Samuel Pessoa
02/04/2017 02h00
Quem matou Daniel Blake?
Eu, Daniel Blake [I, Daniel Blake, Inglaterra, 2016], de Ken Loach (Imovision). Gênero: drama. Elenco: Dave Johns, Hayley Squires. Classificação: verifique em www.justica.gov.br/seus-direitos/classificacao ***DIREITOS RESERVADOS. NÃO PUBLICAR SEM AUTORIZAÇÃO DO DETENTOR DOS DIREITOS AUTORAIS E DE IMAGEM***
Daniel Blake é um carpinteiro inglês competente de pouco mais de 60 anos. Recupera-se de um problema no coração e, segundo o departamento médico da empresa em que trabalha, tem que repousar.

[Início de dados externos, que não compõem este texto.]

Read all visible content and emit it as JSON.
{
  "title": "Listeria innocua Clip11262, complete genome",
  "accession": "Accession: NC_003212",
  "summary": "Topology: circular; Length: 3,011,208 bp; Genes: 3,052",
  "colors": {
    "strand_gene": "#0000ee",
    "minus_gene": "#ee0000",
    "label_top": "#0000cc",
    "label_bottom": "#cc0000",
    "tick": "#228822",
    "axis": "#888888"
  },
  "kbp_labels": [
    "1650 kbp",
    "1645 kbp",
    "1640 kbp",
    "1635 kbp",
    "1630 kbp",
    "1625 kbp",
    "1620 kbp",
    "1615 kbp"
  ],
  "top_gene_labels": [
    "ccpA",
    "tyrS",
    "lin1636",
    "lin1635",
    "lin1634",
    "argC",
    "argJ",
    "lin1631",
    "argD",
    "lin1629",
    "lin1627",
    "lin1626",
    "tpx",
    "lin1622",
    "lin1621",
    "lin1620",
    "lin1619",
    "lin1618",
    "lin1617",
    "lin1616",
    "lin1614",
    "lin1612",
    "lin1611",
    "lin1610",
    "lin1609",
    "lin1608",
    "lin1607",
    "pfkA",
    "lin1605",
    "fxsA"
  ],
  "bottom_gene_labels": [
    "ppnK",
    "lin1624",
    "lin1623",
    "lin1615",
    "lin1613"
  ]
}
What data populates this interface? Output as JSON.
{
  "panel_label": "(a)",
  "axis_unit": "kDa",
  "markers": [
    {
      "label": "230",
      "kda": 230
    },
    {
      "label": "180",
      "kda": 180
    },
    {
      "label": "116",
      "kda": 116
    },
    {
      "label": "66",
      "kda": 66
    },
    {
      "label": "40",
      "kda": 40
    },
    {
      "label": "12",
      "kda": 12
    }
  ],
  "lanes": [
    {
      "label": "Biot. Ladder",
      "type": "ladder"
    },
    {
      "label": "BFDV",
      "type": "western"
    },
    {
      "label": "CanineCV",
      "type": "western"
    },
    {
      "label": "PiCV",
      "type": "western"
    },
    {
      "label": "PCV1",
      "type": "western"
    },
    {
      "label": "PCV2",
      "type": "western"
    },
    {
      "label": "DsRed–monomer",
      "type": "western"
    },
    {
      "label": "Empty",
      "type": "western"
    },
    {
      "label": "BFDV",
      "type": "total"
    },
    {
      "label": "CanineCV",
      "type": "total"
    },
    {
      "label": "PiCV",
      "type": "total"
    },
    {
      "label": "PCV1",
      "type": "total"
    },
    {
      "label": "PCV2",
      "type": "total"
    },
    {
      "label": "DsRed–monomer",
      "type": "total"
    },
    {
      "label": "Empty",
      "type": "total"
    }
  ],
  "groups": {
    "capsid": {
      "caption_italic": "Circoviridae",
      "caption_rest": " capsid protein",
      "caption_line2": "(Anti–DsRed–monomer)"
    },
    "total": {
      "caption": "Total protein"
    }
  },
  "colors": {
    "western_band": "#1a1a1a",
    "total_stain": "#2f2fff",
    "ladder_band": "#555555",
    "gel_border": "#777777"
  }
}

No entanto, segundo a empresa terceirizada contratada pela seguridade social britânica para verificar se Daniel é ou não elegível ao auxílio-doença, o carpinteiro está apto a trabalhar.
Daniel está no limbo. Não recebe o salário da empresa, pois não está apto a trabalhar, nem o auxílio-doença, pois está apto a trabalhar.
O carpinteiro experimentado é um homem antigo. Não sabe lidar com computadores e internet -o que muito dificulta todo o processo de preenchimento on-line dos formulários- e não tem a esperteza das novas gerações, que sabem que, nessa circunstância, o melhor é contratar imediatamente um advogado.
O belíssimo filme de Ken Loach -acaba de sair de cartaz- denuncia as ineficiências e as injustiças da burocracia da seguridade britânica.
Com certeza, a tensão da perda de renda, em meio ao processo kafkiano de enfrentar a burocracia, causou o ataque cardíaco que matou Daniel Blake.
Filme construído na chave de contos de fada, nosso herói, além de profissional competente, é cidadão exemplar. Cumpre com todas as suas obrigações e é ótimo marido. Amou e cuidou de sua mulher, que já morreu.
Não teve filhos, possivelmente em razão das limitações de saúde da mulher. Era bipolar. Ajuda os vizinhos, reclama do lixo no lugar errado, colabora com quem pode. Para Ken Loach, a ganância capitalista e a frieza dos governos conservadores ingleses mataram Daniel Blake.
No Brasil, o seguro-defeso remunera pescadores profissionais ao longo do período de reprodução dos peixes, desde que esses profissionais não pesquem. Assim, em teoria eles deixam os peixes se reproduzir. Brasília, com um único lago, tem 7.000 pescadores recebendo o benefício!
Em 2017, o Ministério do Trabalho encontrou fraudes no valor de R$ 1,3 bilhão no seguro-desemprego.
Pente-fino em 2016 no programa Bolsa Família bloqueou por subdeclaração de renda 654 mil benefícios; convocou 1,4 milhão de famílias para averiguação cadastral; bloqueou o benefício de 13 mil famílias identificadas como doadores de campanha na prestação de contas de candidatos nas eleições de 2016; entre inúmeras outras medidas.
Em apenas um mês, revisões feitas em 5.000 beneficiários do auxílio-doença cancelaram mais de 80% dos benefícios. Há inúmeros outros exemplos.
Há dois tipos de erro em um sistema de filtros. Conceder o benefício para quem não é elegível ou recusar o benefício para a pessoa elegível. Se o sistema de filtros for desenhado para que a probabilidade de recusar o elegível seja nula, será muito suscetível a conceder ao não elegível. E esse trade-off será tão mais difícil quanto maior for a propensão das pessoas a fraudar o sistema e menor for o controle social.
Em que pesem as ineficiências da seguridade social britânica -tema que não conheço-, o fato de a humanidade não ser constituída apenas por Daniel Blakes é responsável em boa medida por sua morte.